We’ve learned many organizations don’t think they can afford this. Wrong. They can’t afford not to do this.
- Make problem-solving training mandatory for ALL managers
Everybody can benefit from deliberate practice in problem solving because everybody can do a better job of understanding others’ needs, figuring out how to solve others’ problems, and communicating those solutions to those people. This will help everybody in general and be especially helpful in working with potential new team members.
Still true. Will stay true.
- Systematize the creation and review of personal onboarding plans for all new leaders
- First designate an owner for onboarding, usually within HR or Organization Development. The owner holds leaders accountable for the creation of their direct reports’ plans.

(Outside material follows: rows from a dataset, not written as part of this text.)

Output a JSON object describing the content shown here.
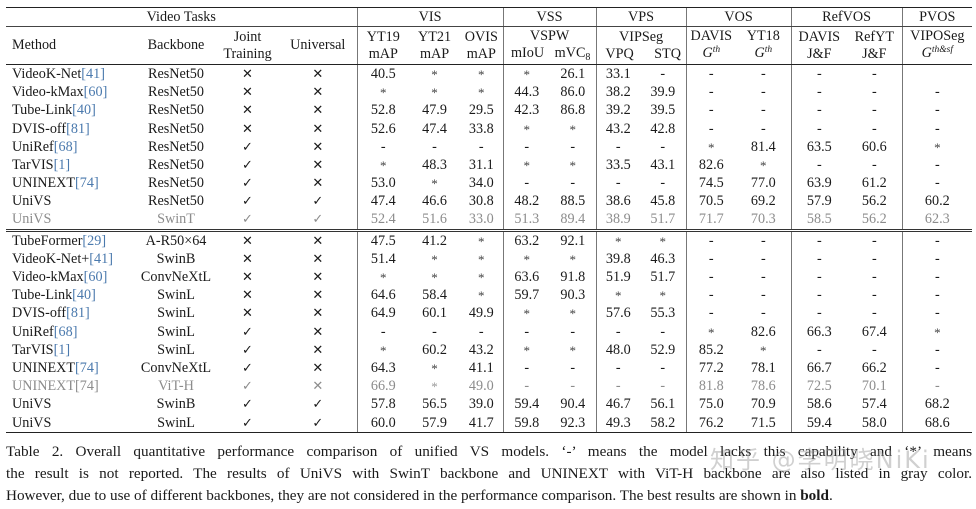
{
  "table": {
    "group_headers": [
      {
        "label": "Video Tasks",
        "colspan": 4
      },
      {
        "label": "VIS",
        "colspan": 3
      },
      {
        "label": "VSS",
        "colspan": 2
      },
      {
        "label": "VPS",
        "colspan": 2
      },
      {
        "label": "VOS",
        "colspan": 2
      },
      {
        "label": "RefVOS",
        "colspan": 2
      },
      {
        "label": "PVOS",
        "colspan": 1
      }
    ],
    "col_headers": {
      "method": "Method",
      "backbone": "Backbone",
      "joint_line1": "Joint",
      "joint_line2": "Training",
      "universal": "Universal",
      "yt19_ds": "YT19",
      "yt19_metric": "mAP",
      "yt21_ds": "YT21",
      "yt21_metric": "mAP",
      "ovis_ds": "OVIS",
      "ovis_metric": "mAP",
      "vspw_ds": "VSPW",
      "vspw_m1": "mIoU",
      "vspw_m2": "mVC",
      "vspw_m2_sub": "8",
      "vipseg_ds": "VIPSeg",
      "vipseg_m1": "VPQ",
      "vipseg_m2": "STQ",
      "davis_vos_ds": "DAVIS",
      "davis_vos_metric": "G",
      "davis_vos_sup": "th",
      "yt18_ds": "YT18",
      "yt18_metric": "G",
      "yt18_sup": "th",
      "davis_ref_ds": "DAVIS",
      "davis_ref_metric": "J&F",
      "refyt_ds": "RefYT",
      "refyt_metric": "J&F",
      "viposeg_ds": "VIPOSeg",
      "viposeg_metric": "G",
      "viposeg_sup": "th&sf"
    },
    "top_rows": [
      {
        "method": "VideoK-Net",
        "ref": "[41]",
        "backbone": "ResNet50",
        "joint": "✕",
        "universal": "✕",
        "values": [
          "40.5",
          "*",
          "*",
          "*",
          "26.1",
          "33.1",
          "-",
          "-",
          "-",
          "-",
          "-",
          ""
        ],
        "bold": [],
        "gray": false
      },
      {
        "method": "Video-kMax",
        "ref": "[60]",
        "backbone": "ResNet50",
        "joint": "✕",
        "universal": "✕",
        "values": [
          "*",
          "*",
          "*",
          "44.3",
          "86.0",
          "38.2",
          "39.9",
          "-",
          "-",
          "-",
          "-",
          "-"
        ],
        "bold": [],
        "gray": false
      },
      {
        "method": "Tube-Link",
        "ref": "[40]",
        "backbone": "ResNet50",
        "joint": "✕",
        "universal": "✕",
        "values": [
          "52.8",
          "47.9",
          "29.5",
          "42.3",
          "86.8",
          "39.2",
          "39.5",
          "-",
          "-",
          "-",
          "-",
          "-"
        ],
        "bold": [],
        "gray": false
      },
      {
        "method": "DVIS-off",
        "ref": "[81]",
        "backbone": "ResNet50",
        "joint": "✕",
        "universal": "✕",
        "values": [
          "52.6",
          "47.4",
          "33.8",
          "*",
          "*",
          "43.2",
          "42.8",
          "-",
          "-",
          "-",
          "-",
          "-"
        ],
        "bold": [
          5
        ],
        "gray": false
      },
      {
        "method": "UniRef",
        "ref": "[68]",
        "backbone": "ResNet50",
        "joint": "✓",
        "universal": "✕",
        "values": [
          "-",
          "-",
          "-",
          "-",
          "-",
          "-",
          "-",
          "*",
          "81.4",
          "63.5",
          "60.6",
          "*"
        ],
        "bold": [
          8
        ],
        "gray": false
      },
      {
        "method": "TarVIS",
        "ref": "[1]",
        "backbone": "ResNet50",
        "joint": "✓",
        "universal": "✕",
        "values": [
          "*",
          "48.3",
          "31.1",
          "*",
          "*",
          "33.5",
          "43.1",
          "82.6",
          "*",
          "-",
          "-",
          "-"
        ],
        "bold": [
          1,
          7
        ],
        "gray": false
      },
      {
        "method": "UNINEXT",
        "ref": "[74]",
        "backbone": "ResNet50",
        "joint": "✓",
        "universal": "✕",
        "values": [
          "53.0",
          "*",
          "34.0",
          "-",
          "-",
          "-",
          "-",
          "74.5",
          "77.0",
          "63.9",
          "61.2",
          "-"
        ],
        "bold": [
          0,
          2,
          9,
          10
        ],
        "gray": false
      },
      {
        "method": "UniVS",
        "ref": "",
        "backbone": "ResNet50",
        "joint": "✓",
        "universal": "✓",
        "values": [
          "47.4",
          "46.6",
          "30.8",
          "48.2",
          "88.5",
          "38.6",
          "45.8",
          "70.5",
          "69.2",
          "57.9",
          "56.2",
          "60.2"
        ],
        "bold": [
          3,
          4,
          6,
          11
        ],
        "gray": false
      },
      {
        "method": "UniVS",
        "ref": "",
        "backbone": "SwinT",
        "joint": "✓",
        "universal": "✓",
        "values": [
          "52.4",
          "51.6",
          "33.0",
          "51.3",
          "89.4",
          "38.9",
          "51.7",
          "71.7",
          "70.3",
          "58.5",
          "56.2",
          "62.3"
        ],
        "bold": [],
        "gray": true
      }
    ],
    "bottom_rows": [
      {
        "method": "TubeFormer",
        "ref": "[29]",
        "backbone": "A-R50×64",
        "joint": "✕",
        "universal": "✕",
        "values": [
          "47.5",
          "41.2",
          "*",
          "63.2",
          "92.1",
          "*",
          "*",
          "-",
          "-",
          "-",
          "-",
          "-"
        ],
        "bold": [],
        "gray": false
      },
      {
        "method": "VideoK-Net+",
        "ref": "[41]",
        "backbone": "SwinB",
        "joint": "✕",
        "universal": "✕",
        "values": [
          "51.4",
          "*",
          "*",
          "*",
          "*",
          "39.8",
          "46.3",
          "-",
          "-",
          "-",
          "-",
          "-"
        ],
        "bold": [],
        "gray": false
      },
      {
        "method": "Video-kMax",
        "ref": "[60]",
        "backbone": "ConvNeXtL",
        "joint": "✕",
        "universal": "✕",
        "values": [
          "*",
          "*",
          "*",
          "63.6",
          "91.8",
          "51.9",
          "51.7",
          "-",
          "-",
          "-",
          "-",
          "-"
        ],
        "bold": [
          3
        ],
        "gray": false
      },
      {
        "method": "Tube-Link",
        "ref": "[40]",
        "backbone": "SwinL",
        "joint": "✕",
        "universal": "✕",
        "values": [
          "64.6",
          "58.4",
          "*",
          "59.7",
          "90.3",
          "*",
          "*",
          "-",
          "-",
          "-",
          "-",
          "-"
        ],
        "bold": [],
        "gray": false
      },
      {
        "method": "DVIS-off",
        "ref": "[81]",
        "backbone": "SwinL",
        "joint": "✕",
        "universal": "✕",
        "values": [
          "64.9",
          "60.1",
          "49.9",
          "*",
          "*",
          "57.6",
          "55.3",
          "-",
          "-",
          "-",
          "-",
          "-"
        ],
        "bold": [
          0,
          2,
          5
        ],
        "gray": false
      },
      {
        "method": "UniRef",
        "ref": "[68]",
        "backbone": "SwinL",
        "joint": "✓",
        "universal": "✕",
        "values": [
          "-",
          "-",
          "-",
          "-",
          "-",
          "-",
          "-",
          "*",
          "82.6",
          "66.3",
          "67.4",
          "*"
        ],
        "bold": [
          8,
          10
        ],
        "gray": false
      },
      {
        "method": "TarVIS",
        "ref": "[1]",
        "backbone": "SwinL",
        "joint": "✓",
        "universal": "✕",
        "values": [
          "*",
          "60.2",
          "43.2",
          "*",
          "*",
          "48.0",
          "52.9",
          "85.2",
          "*",
          "-",
          "-",
          "-"
        ],
        "bold": [
          1,
          7
        ],
        "gray": false
      },
      {
        "method": "UNINEXT",
        "ref": "[74]",
        "backbone": "ConvNeXtL",
        "joint": "✓",
        "universal": "✕",
        "values": [
          "64.3",
          "*",
          "41.1",
          "-",
          "-",
          "-",
          "-",
          "77.2",
          "78.1",
          "66.7",
          "66.2",
          "-"
        ],
        "bold": [
          9
        ],
        "gray": false
      },
      {
        "method": "UNINEXT",
        "ref": "[74]",
        "backbone": "ViT-H",
        "joint": "✓",
        "universal": "✕",
        "values": [
          "66.9",
          "*",
          "49.0",
          "-",
          "-",
          "-",
          "-",
          "81.8",
          "78.6",
          "72.5",
          "70.1",
          "-"
        ],
        "bold": [],
        "gray": true
      },
      {
        "method": "UniVS",
        "ref": "",
        "backbone": "SwinB",
        "joint": "✓",
        "universal": "✓",
        "values": [
          "57.8",
          "56.5",
          "39.0",
          "59.4",
          "90.4",
          "46.7",
          "56.1",
          "75.0",
          "70.9",
          "58.6",
          "57.4",
          "68.2"
        ],
        "bold": [],
        "gray": false
      },
      {
        "method": "UniVS",
        "ref": "",
        "backbone": "SwinL",
        "joint": "✓",
        "universal": "✓",
        "values": [
          "60.0",
          "57.9",
          "41.7",
          "59.8",
          "92.3",
          "49.3",
          "58.2",
          "76.2",
          "71.5",
          "59.4",
          "58.0",
          "68.6"
        ],
        "bold": [
          4,
          6,
          11
        ],
        "gray": false
      }
    ]
  },
  "caption": {
    "line1": "Table 2.  Overall quantitative performance comparison of unified VS models.  ‘-’ means the model lacks this capability and ‘*’ means",
    "line2": "the result is not reported. The results of UniVS with SwinT backbone and UNINEXT with ViT-H backbone are also listed in gray color.",
    "line3_pre": "However, due to use of different backbones, they are not considered in the performance comparison. The best results are shown in ",
    "line3_bold": "bold",
    "line3_post": "."
  },
  "watermark": "知乎 @李明晓NiKi",
  "colors": {
    "text": "#1a1a1a",
    "reference_link": "#4a79ad",
    "gray_row": "#8c8c8c"
  }
}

- Creating an onboarding plan review board would provide managers and their new employees input on their Personal Onboarding Plans/New Job Plans. This will allow cross-fertilization of the best ideas in Personal Onboarding Plans and announcement cascades while deepening the knowledge and skills of the onboarding managers and the members of the review board.
- Support this idea with a database of onboarding plans as reference for like jobs.
Stunned that more organizations have not done these, let along having people co-create personal 100-day action plans in advance – such powerful ideas.
- Systematize accommodation so all new leaders can do real work on Day One
This is one of those areas where being “good enough” cost effectively is all you need.
There’s been real progress here. Cost effectively good enough is apparently an easier choice than investing to be superior.
- Systematize Day One with a prototypical Day One agenda
Many organizations have developed modules they can plug into different agendas for different people.
- Foster onboarding cohorts by setting aside one day each month for group orientations
This will allow you to make the orientations a bigger deal with more regular senior management involvement and the creation of onboarding cohorts.
Even more valuable than we’d imagined. Digital natives are already used to peer-to-peer coaching. The cohorts enable that.
When onboarding more than one senior leader at a time, the CEO / hiring manager needs to ensure clarity of roles and goals and be on the lookout for potential collisions in agendas and activities.
- Foster two-way, informal mentoring by creating a newcomers’ club with executive sponsors
This will allow newcomers to learn from each other’s and the executives’ experiences and connections. It will give the executives opportunities to get informal feedback from people with fresh eyes, signal the importance of onboarding, reinforce their vision and values.
Still seems like a good idea – though not many have done this, let alone giving every new hire a buddy to help them navigate the culture and answer questions they might not want to voice in public.
- Prepare to support your new leaders with a stable of internal and external mentors, coaches and transition accelerators
Many organizations are doing this either formally or informally. All are benefiting from it.
During a period of significant change and upheaval (such as a pandemic), when complexity is particularly high, ensure the hiring manager and / or assigned buddies stay close to the new leader, to help them speed up or slow down as needed.
- Make onboarding stick by measuring and tracking compliance and results
We suggested tracking retention, engagement, employee satisfaction, competitive advantages, impact on employment brand and performance ratings as results measures. We also suggest tracking participation in the onboarding plans. You can’t get the results unless you do the plans.
These are subsets of improved business results, well worth doing.